Thursday, July 14, 2022

Zoned Series: Writers write when stoned

I have difficulty maintaining memories in the present. The only thing that keeps me stable is muscle memory.

7.14.22.Thursday


I can give you a product based from pure passion, positive energy and a built-in muscle memory which instantly removes all negativity in all aspects of your life starting from your very mind.  On the intense side, baking has been my first love. I still remember the very first time I tried to experiment on flour.  My very first baked product is pizza.  I made the dough myself.  I was in fourth grade.  I was so hooked up with cooking shows.  I want to have my own when I grow up I used to say.  Still is true to this day.  I always imagine my kitchen.  Oh god!  I always imagine the way I put everything up in my kitchen. The design, the furniture, the kitchen equipment, my fridge, mixer and my oven.

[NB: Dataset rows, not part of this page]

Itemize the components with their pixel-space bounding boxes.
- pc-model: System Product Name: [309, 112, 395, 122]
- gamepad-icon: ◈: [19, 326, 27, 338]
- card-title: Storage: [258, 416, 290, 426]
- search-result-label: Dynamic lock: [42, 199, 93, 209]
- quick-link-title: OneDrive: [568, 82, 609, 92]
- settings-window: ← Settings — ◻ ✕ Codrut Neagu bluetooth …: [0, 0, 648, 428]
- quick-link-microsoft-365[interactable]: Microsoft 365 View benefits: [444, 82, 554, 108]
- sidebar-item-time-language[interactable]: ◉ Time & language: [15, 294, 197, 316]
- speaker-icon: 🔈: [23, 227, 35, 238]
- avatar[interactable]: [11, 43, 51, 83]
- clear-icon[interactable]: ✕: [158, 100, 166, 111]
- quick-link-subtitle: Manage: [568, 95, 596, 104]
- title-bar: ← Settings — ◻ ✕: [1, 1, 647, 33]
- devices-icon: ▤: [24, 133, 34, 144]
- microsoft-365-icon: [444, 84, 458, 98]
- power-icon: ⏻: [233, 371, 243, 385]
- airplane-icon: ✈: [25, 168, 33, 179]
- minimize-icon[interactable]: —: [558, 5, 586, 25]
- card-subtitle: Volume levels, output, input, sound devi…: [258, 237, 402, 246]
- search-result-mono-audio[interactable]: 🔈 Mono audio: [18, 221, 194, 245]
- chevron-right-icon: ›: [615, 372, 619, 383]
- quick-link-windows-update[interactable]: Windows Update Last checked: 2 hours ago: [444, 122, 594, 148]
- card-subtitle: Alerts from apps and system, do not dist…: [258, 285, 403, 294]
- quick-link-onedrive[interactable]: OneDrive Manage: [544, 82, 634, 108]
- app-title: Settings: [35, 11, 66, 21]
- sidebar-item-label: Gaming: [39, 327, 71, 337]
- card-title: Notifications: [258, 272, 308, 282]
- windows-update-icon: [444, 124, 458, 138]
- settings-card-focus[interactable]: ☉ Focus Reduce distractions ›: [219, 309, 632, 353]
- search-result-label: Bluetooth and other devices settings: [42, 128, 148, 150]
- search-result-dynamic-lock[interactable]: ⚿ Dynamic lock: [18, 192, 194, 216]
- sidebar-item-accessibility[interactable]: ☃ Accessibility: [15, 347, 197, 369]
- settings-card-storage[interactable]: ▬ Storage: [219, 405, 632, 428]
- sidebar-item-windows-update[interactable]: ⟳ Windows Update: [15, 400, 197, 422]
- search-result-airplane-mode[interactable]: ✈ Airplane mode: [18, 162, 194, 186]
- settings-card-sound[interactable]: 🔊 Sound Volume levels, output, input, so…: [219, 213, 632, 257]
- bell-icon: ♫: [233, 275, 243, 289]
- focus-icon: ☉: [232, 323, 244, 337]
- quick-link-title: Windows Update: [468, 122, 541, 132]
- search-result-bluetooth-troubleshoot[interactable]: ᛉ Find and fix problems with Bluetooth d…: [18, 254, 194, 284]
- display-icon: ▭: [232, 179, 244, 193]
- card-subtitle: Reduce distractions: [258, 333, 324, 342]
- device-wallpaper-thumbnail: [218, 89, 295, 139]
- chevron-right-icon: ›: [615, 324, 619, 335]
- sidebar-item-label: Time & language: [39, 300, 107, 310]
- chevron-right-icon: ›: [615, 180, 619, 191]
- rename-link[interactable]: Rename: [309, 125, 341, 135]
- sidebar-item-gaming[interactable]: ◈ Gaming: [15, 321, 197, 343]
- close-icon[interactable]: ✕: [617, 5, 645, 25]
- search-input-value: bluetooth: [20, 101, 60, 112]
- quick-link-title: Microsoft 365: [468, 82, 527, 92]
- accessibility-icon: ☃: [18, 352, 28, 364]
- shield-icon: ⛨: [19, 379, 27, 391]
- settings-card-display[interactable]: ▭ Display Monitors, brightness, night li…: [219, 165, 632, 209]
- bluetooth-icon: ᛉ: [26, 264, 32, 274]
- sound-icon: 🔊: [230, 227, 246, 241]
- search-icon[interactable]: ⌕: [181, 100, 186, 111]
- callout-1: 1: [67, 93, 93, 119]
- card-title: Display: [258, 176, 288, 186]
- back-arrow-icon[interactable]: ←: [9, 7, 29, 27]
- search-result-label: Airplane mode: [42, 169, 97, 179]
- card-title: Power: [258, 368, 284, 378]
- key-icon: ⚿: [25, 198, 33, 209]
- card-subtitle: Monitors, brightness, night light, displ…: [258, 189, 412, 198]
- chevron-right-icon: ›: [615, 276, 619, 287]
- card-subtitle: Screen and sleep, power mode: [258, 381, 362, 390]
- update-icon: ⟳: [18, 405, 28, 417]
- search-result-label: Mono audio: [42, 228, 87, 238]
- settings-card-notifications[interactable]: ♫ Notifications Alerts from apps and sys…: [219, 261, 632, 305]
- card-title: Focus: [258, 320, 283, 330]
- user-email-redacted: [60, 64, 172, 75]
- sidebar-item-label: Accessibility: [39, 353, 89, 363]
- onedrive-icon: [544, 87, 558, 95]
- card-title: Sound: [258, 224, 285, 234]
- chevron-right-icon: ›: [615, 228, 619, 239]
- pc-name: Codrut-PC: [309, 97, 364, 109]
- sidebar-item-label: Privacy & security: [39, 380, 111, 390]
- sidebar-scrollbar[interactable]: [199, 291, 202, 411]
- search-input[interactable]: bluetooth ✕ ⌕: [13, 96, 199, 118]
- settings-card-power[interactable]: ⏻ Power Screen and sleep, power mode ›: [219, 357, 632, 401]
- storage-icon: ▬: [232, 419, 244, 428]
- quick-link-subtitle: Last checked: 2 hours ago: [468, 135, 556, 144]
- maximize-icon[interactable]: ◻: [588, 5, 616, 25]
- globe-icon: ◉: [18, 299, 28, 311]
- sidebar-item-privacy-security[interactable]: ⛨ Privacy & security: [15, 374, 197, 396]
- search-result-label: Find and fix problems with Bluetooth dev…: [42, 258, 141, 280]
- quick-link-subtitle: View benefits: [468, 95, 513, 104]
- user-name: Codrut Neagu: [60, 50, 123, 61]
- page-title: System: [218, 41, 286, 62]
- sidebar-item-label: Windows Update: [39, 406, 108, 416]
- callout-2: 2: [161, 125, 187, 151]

I'm in heaven.  

7.18.22.Monday5am


(7.14.22.Thursday [time not noted] is the very first time I realized my condition.)  Imagine the very first time I experienced my condition was 12 years ago.  I was in complete denial then.  I can't imagine I can no longer function as efficiently as I was and that broke the shit out of me.  I was really angry but I had no idea and it manifested in so many crazy ways.  People I love the most, my family, they are most certain I am just making a pity out of myself.  While there was a battle inside me trying to figure out how to manage my new self because I know from the bottom of my heart and in the depth of my physical core that I have become impaired indeed.  The difficulty in all aspects are heightened because it is an impairment which is not physical.  Not because I pity myself.  It's because I know myself.  I still got my grit but it's like I have a cane and it's only me who can see and accept the blow I take every second.  Anyone who would see me stagger would throw slats of me being a brat.  Not even an inch of compassion may be found.  This is what LIFE is!  This was illustrated explicitly in the holy bible.  The betrayal of Judas.  Judas is one of the 12 apostles.  Judas is family.  Only family can betray you.  Your enemies will never betray you.  You know they are enemies.  The denial of Peter 3x.  People chose Jesus to die rather then Barabas.  These are things that are happening to me right now.  He is leading the way.  Thank you Lord. (Bear with my spiritual flow.  It's worship Sunday.  He's the reason I am able to endure love.)